Being creative is ultimately more important in the quest to becoming a good beatboxer. Learn from others, and copy others if it helps you, but you should create your own style. Be original, and don't be afraid to try something new. That is how you make real progression.
5. Use the forums
Ask as many questions as you need to on the forums or our Facebook groups, as there are many good beatboxers willing to help you out. However, before asking, search to see if the topic has already been covered. You can seek out good advice by becoming part of the online beatboxing community. You will develop your own skills by learning from others, and you can share your skills with others and eventually help others out too.
6. Practice and experiment
Probably the best single piece of advice: practice and experiment. Many beatboxers have taught themselves how to beatbox over the course of many years, simply by practicing and experimenting with their mouths and vocal chords.

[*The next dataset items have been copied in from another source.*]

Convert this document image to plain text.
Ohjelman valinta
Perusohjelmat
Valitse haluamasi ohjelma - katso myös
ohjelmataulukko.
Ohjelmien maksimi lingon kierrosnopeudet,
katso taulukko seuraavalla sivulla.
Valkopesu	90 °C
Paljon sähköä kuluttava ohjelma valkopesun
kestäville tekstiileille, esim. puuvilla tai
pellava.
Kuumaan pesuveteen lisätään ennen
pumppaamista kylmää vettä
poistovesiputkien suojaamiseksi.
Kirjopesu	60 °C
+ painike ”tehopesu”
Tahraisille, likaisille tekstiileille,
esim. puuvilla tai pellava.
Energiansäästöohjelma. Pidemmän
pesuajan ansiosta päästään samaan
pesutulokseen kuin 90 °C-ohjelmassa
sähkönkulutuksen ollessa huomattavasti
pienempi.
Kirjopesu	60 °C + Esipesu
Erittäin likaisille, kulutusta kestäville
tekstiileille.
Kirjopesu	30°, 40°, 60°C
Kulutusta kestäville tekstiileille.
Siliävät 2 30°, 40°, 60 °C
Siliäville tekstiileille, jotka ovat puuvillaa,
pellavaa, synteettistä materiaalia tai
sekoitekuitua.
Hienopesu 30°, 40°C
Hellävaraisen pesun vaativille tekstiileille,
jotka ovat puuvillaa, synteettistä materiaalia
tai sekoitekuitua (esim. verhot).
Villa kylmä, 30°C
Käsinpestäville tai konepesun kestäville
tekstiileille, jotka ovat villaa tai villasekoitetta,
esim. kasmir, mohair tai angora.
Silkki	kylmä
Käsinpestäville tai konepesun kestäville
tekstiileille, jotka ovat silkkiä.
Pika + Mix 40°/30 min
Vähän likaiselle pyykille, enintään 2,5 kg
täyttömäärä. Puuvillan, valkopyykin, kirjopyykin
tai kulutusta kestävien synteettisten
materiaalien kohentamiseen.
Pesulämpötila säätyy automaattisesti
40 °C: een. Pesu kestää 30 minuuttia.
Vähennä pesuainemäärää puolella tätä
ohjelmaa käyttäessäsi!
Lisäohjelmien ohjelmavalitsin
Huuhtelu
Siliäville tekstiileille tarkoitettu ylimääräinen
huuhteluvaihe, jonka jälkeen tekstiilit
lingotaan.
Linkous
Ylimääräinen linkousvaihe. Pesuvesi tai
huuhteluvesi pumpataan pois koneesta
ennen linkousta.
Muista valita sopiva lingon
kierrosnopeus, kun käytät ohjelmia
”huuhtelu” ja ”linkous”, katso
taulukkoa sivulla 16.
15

Practice as often as you can, in any place you can: in your bedroom, in the car, in the shower, in the street - anywhere and everywhere.
Make beatboxing second nature to you. Make an effort to experiment with new sounds. Don't worry if it sounds rubbish at first, just keep messing with it. Don't be afraid to look or sound dumb.
A good tip is to take an existing sound, like a word or a sound effect, and then mold it into something you can use.
You could even try setting aside a particular time of day to come up with something new, by making it a target to create a totally new sound or beat pattern each day or week.
Further reading: Why practice is the answer to creative freedom
7. Enjoy beatboxing
By learning the intricacies of beatbox, jamming with friends, and by progressing your skills constantly, you will come to love beatboxing like many people around the world already have.
Have fun. Put your soul into it. Never stop.